Counter #3: Remote inspection
Antivirus scanning is also a problem in industrial environments because generally we cannot have a good level of interaction with the systems: the systems could exotic (and there is no way to access it through conventional means) or the systems could be old and you cannot do whatever you want. For example, old windows systems like NT4 or 98 are still used to control industrial production lines, just because of old pieces of software that cannot run on newer platforms. These kinds of systems are very vulnerable due to their operating systems and scanning them is a challenge, because no antivirus can run on them.

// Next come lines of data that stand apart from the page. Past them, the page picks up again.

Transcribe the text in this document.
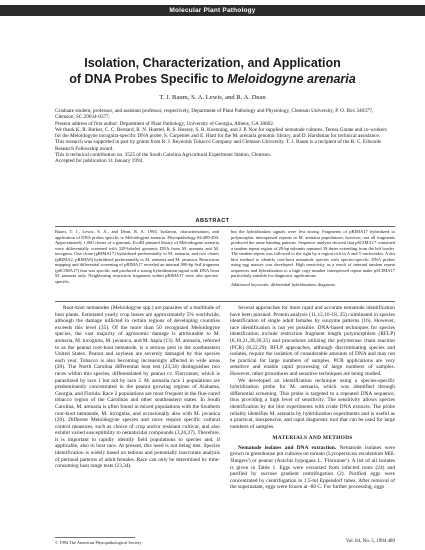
Molecular Plant Pathology
Isolation, Characterization, and Application
of DNA Probes Specific to Meloidogyne arenaria
T. J. Baum, S. A. Lewis, and R. A. Dean

Graduate student, professor, and assistant professor, respectively, Department of Plant Pathology and Physiology, Clemson University, P. O. Box 340377, Clemson, SC 29634-0377.

Present address of first author: Department of Plant Pathology, University of Georgia, Athens, GA 30602.

We thank K. R. Barker, C. C. Bernard, R. N. Huettel, R. S. Hussey, S. R. Koenning, and J. P. Noe for supplied nematode cultures, Teresa Garate and co-workers for the Meloidogyne incognita-specific DNA probe, S. Carpenter and E. Hiatt for the M. arenaria genomic library, and D. Harshman for technical assistance.

This research was supported in part by grants from R. J. Reynolds Tobacco Company and Clemson University. T. J. Baum is a recipient of the R. C. Edwards Research Fellowship award.

This is technical contribution no. 3525 of the South Carolina Agricultural Experiment Station, Clemson.

Accepted for publication 31 January 1994.

ABSTRACT

Baum, T. J., Lewis, S. A., and Dean, R. A. 1994. Isolation, characterization, and application of DNA probes specific to Meloidogyne arenaria. Phytopathology 84:489-494. Approximately 1,000 clones of a genomic EcoRI plasmid library of Meloidogyne arenaria were differentially screened with 32P-labeled genomic DNA from M. arenaria and M. incognita. One clone (pRIMA17) hybridized preferentially to M. arenaria, and two clones (pRIMA2, pRIMA9) hybridized preferentially to M. arenaria and M. javanica. Restriction mapping and differential screening of pRIMA17 revealed an internal 900-bp SstI fragment (pSCIMA17) that was specific and produced a strong hybridization signal with DNA from M. arenaria only. Neighboring restriction fragments within pRIMA17 were also species-specific,

but the hybridization signals were less strong. Fragments of pRIMA17 hybridized to polymorphic interspersed repeats in M. arenaria populations; however, not all fragments produced the same banding patterns. Sequence analysis showed that pSCIMA17 contained a tandem repeat region of 28-bp subunits repeated 39 times extending from the left border. The tandem repeat was followed to the right by a region rich in A and T nucleotides. A dot blot method to identify root-knot nematode species with species-specific DNA probes using egg masses was developed. High sensitivity as a result of internal tandem repeat sequences and hybridization to a high copy number interspersed repeat make pSCIMA17 particularly suitable for diagnostic applications.

Additional keywords: differential hybridization, diagnosis.

Root-knot nematodes (Meloidogyne spp.) are parasites of a multitude of host plants. Estimated yearly crop losses are approximately 5% worldwide, although the damage inflicted in certain regions of developing countries exceeds this level (35). Of the more than 50 recognized Meloidogyne species, the vast majority of agronomic damage is attributable to M. arenaria, M. incognita, M. javanica, and M. hapla (13). M. arenaria, referred to as the peanut root-knot nematode, is a serious pest in the southeastern United States. Peanut and soybean are severely damaged by this species each year. Tobacco is also becoming increasingly affected in wide areas (20). The North Carolina differential host test (23,34) distinguishes two races within this species, differentiated by peanut cv. Florrunner, which is parasitized by race 1 but not by race 2. M. arenaria race 1 populations are predominantly concentrated in the peanut growing regions of Alabama, Georgia, and Florida. Race 2 populations are most frequent in the flue-cured tobacco region of the Carolinas and other southeastern states. In South Carolina, M. arenaria is often found in mixed populations with the Southern root-knot nematode, M. incognita, and occasionally also with M. javanica (20). Different Meloidogyne species and races require specific cultural control measures, such as choice of crop and/or resistant cultivar, and also exhibit varied susceptibility to nematicidal compounds (3,26,27). Therefore, it is important to rapidly identify field populations to species and, if applicable, also to host race. At present, this need is not being met. Species identification is widely based on tedious and potentially inaccurate analysis of perineal patterns of adult females. Race can only be determined by time-consuming host range tests (23,34).

Several approaches for more rapid and accurate nematode identification have been pursued. Protein analysis (11,12,16-18, 25) culminated in species identification of single adult females by isozyme patterns (16). However, race identification is not yet possible. DNA-based techniques for species identification include restriction fragment length polymorphism (RFLP) (6,10,21,28,30,35) and procedures utilizing the polymerase chain reaction (PCR) (8,22,29). RFLP approaches, although discriminating species and isolates, require the isolation of considerable amounts of DNA and may not be practical for large numbers of samples. PCR applications are very sensitive and enable rapid processing of large numbers of samples. However, other procedures and sensitive techniques are being studied.

We developed an identification technique using a species-specific hybridization probe for M. arenaria, which was identified through differential screening. This probe is targeted to a repeated DNA sequence, thus providing a high level of sensitivity. The sensitivity allows species identification by dot blot experiments with crude DNA extracts. The probe reliably identifies M. arenaria by hybridization experiments and is useful as a practical, inexpensive, and rapid diagnostic tool that can be used for large numbers of samples.

MATERIALS AND METHODS

Nematode isolates and DNA extraction. Nematode isolates were grown in greenhouse pot cultures on tomato (Lycopersicon esculentum Mill. 'Rutgers') or peanut (Arachis hypogaea L. 'Florunner'). A list of all isolates is given in Table 1. Eggs were extracted from infected roots (24) and purified by sucrose gradient centrifugation (2). Purified eggs were concentrated by centrifugation in 1.5-ml Eppendorf tubes. After removal of the supernatant, eggs were frozen at -80 C. For further processing, eggs

© 1994 The American Phytopathological Society	Vol. 84, No. 5, 1994 489
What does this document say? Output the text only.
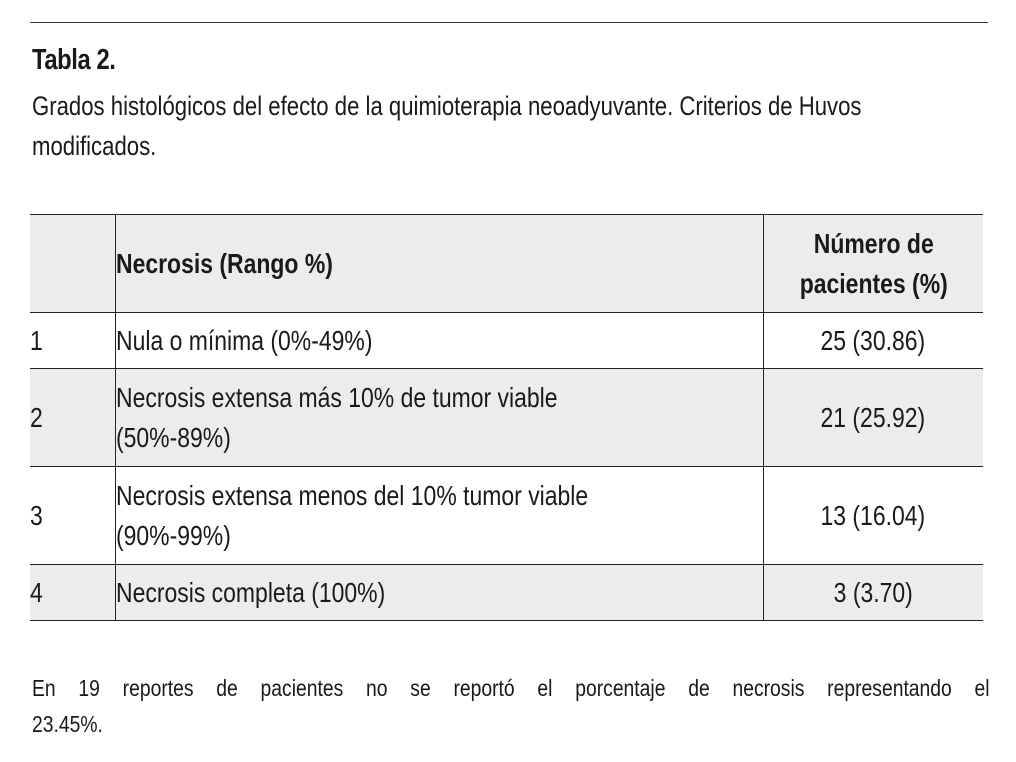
Tabla 2.
Grados histológicos del efecto de la quimioterapia neoadyuvante. Criterios de Huvos
modificados.
	Necrosis (Rango %)	Número de
pacientes (%)

1	Nula o mínima (0%-49%)	25 (30.86)
2	Necrosis extensa más 10% de tumor viable
(50%-89%)	21 (25.92)
3	Necrosis extensa menos del 10% tumor viable
(90%-99%)	13 (16.04)
4	Necrosis completa (100%)	3 (3.70)
En 19 reportes de pacientes no se reportó el porcentaje de necrosis representando el
23.45%.
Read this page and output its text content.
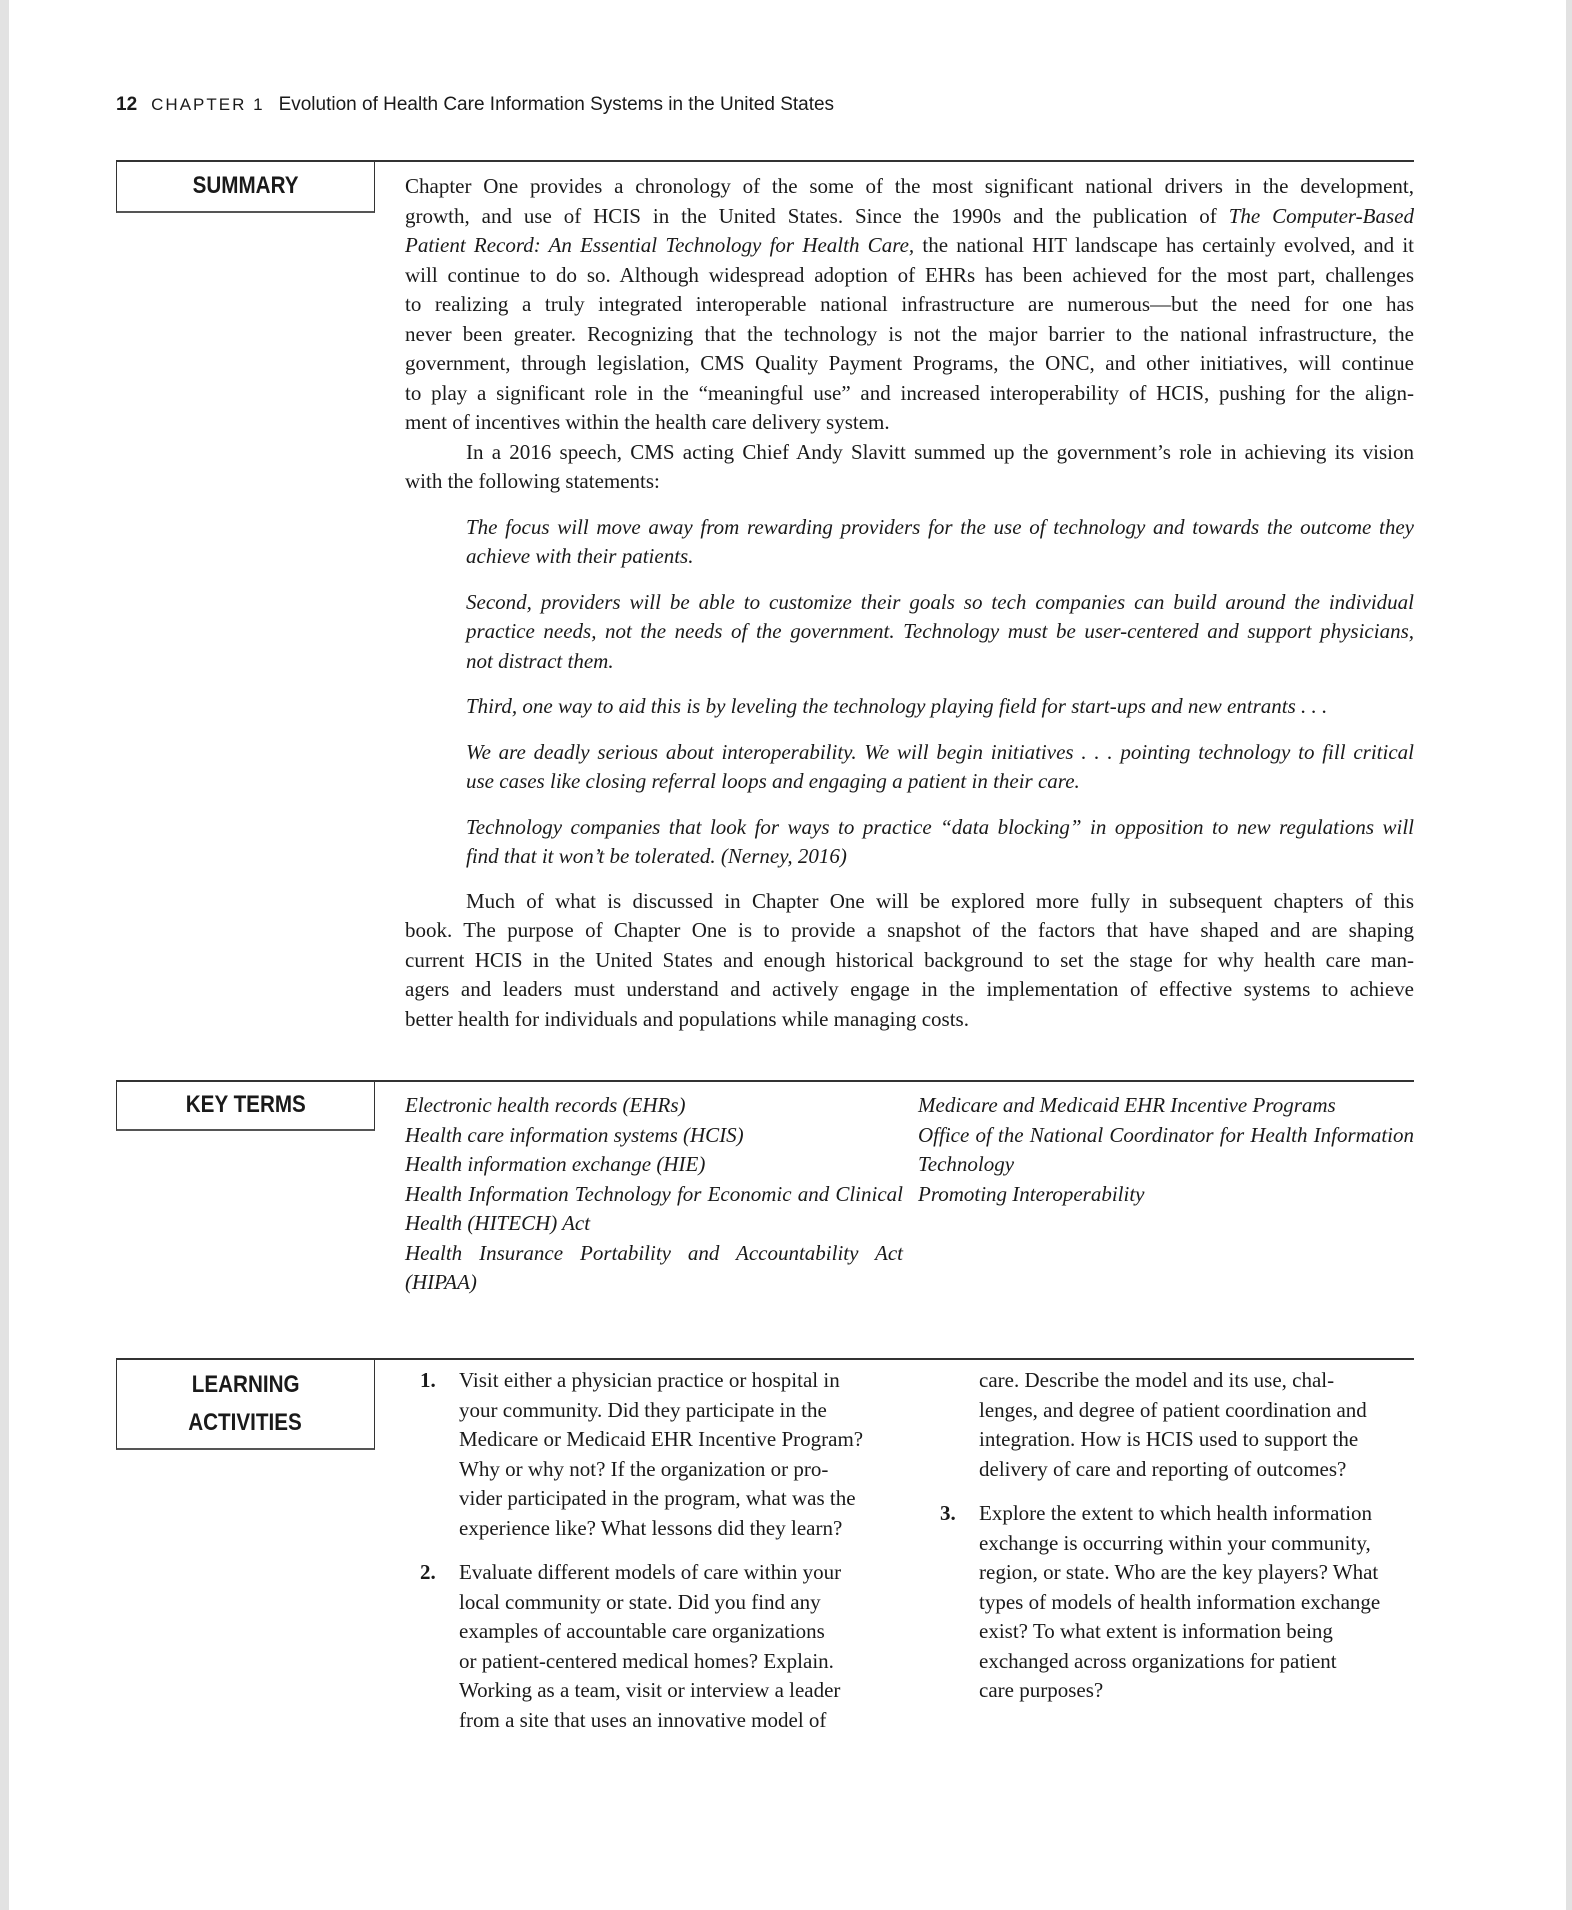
12 CHAPTER 1 Evolution of Health Care Information Systems in the United States
SUMMARY	Chapter One provides a chronology of the some of the most significant national drivers in the development,
growth, and use of HCIS in the United States. Since the 1990s and the publication of The Computer-Based
Patient Record: An Essential Technology for Health Care, the national HIT landscape has certainly evolved, and it
will continue to do so. Although widespread adoption of EHRs has been achieved for the most part, challenges
to realizing a truly integrated interoperable national infrastructure are numerous—but the need for one has
never been greater. Recognizing that the technology is not the major barrier to the national infrastructure, the
government, through legislation, CMS Quality Payment Programs, the ONC, and other initiatives, will continue
to play a significant role in the “meaningful use” and increased interoperability of HCIS, pushing for the align-
ment of incentives within the health care delivery system.
In a 2016 speech, CMS acting Chief Andy Slavitt summed up the government’s role in achieving its vision
with the following statements:
The focus will move away from rewarding providers for the use of technology and towards the outcome they
achieve with their patients.
Second, providers will be able to customize their goals so tech companies can build around the individual
practice needs, not the needs of the government. Technology must be user-centered and support physicians,
not distract them.
Third, one way to aid this is by leveling the technology playing field for start-ups and new entrants . . .
We are deadly serious about interoperability. We will begin initiatives . . . pointing technology to fill critical
use cases like closing referral loops and engaging a patient in their care.
Technology companies that look for ways to practice “data blocking” in opposition to new regulations will
find that it won’t be tolerated. (Nerney, 2016)
Much of what is discussed in Chapter One will be explored more fully in subsequent chapters of this
book. The purpose of Chapter One is to provide a snapshot of the factors that have shaped and are shaping
current HCIS in the United States and enough historical background to set the stage for why health care man-
agers and leaders must understand and actively engage in the implementation of effective systems to achieve
better health for individuals and populations while managing costs.
KEY TERMS	Electronic health records (EHRs)
Health care information systems (HCIS)
Health information exchange (HIE)
Health Information Technology for Economic and Clinical
Health (HITECH) Act
Health Insurance Portability and Accountability Act
(HIPAA)
Medicare and Medicaid EHR Incentive Programs
Office of the National Coordinator for Health Information
Technology
Promoting Interoperability
LEARNING
ACTIVITIES
1. Visit either a physician practice or hospital in
your community. Did they participate in the
Medicare or Medicaid EHR Incentive Program?
Why or why not? If the organization or pro-
vider participated in the program, what was the
experience like? What lessons did they learn?
2. Evaluate different models of care within your
local community or state. Did you find any
examples of accountable care organizations
or patient-centered medical homes? Explain.
Working as a team, visit or interview a leader
from a site that uses an innovative model of
care. Describe the model and its use, chal-
lenges, and degree of patient coordination and
integration. How is HCIS used to support the
delivery of care and reporting of outcomes?
3. Explore the extent to which health information
exchange is occurring within your community,
region, or state. Who are the key players? What
types of models of health information exchange
exist? To what extent is information being
exchanged across organizations for patient
care purposes?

However a solution can be found to solve this problem: perform remote antivirus scan. On the operating system you need to share the workstation hard drive and then perform an antivirus with a dedicated server. With some scripting work you can create a fully automated solution that will scan your production stations without running particular software on them.
However be careful when scanning your production workstations. Generally these workstations are equipped with old and low performances hardware pieces and an intense scan could create latency on the host. Remote scanning could also take a lot network bandwidth, so you must choose the most appropriate time.
Counter #4: Physical security
In order to minimize the number of attack vectors, you should prevent all removable devices and unauthorized people to interact with your critical workstations.
e.g., on host :
– disable USB ports and CD readers,
– secure your BIOS if possible,
– lock your workstation to prevent someone opening it.
Additional door and access security systems should be also set up to control access to your facilities:
– and more…
Counter #5: Employee awareness and periodical controls
As always, the best countermeasure is the employees’ awareness towards security. Keep them updated of security alerts and educate them with basic security skills and you will avoid great pain.
A good example is this nuclear plant that was compromised by the worm Stuxnet. They had a fully isolated and secured network; however someone brought the worm unintentionally with a USB key…
Think about it.
The moral is:
– segment and isolate your networks
– implement filtering appliances to monitor, clean and restrict the traffic
– find a way to scan your workstations
– implement physical countermeasures
– train your employees regularly and keep them updated with security bulletins.
– security teams must stay aware
By the way, do not forget that:
– Antivirus provide protection only for well-known worms and viruses, thus could be easily bypassed,
– There are evasion techniques to bypass network filtering,
– Isolation could be compromised if not properly secured (VLAN hopping),
– Employees could be a threat
I hope this has been informative for you.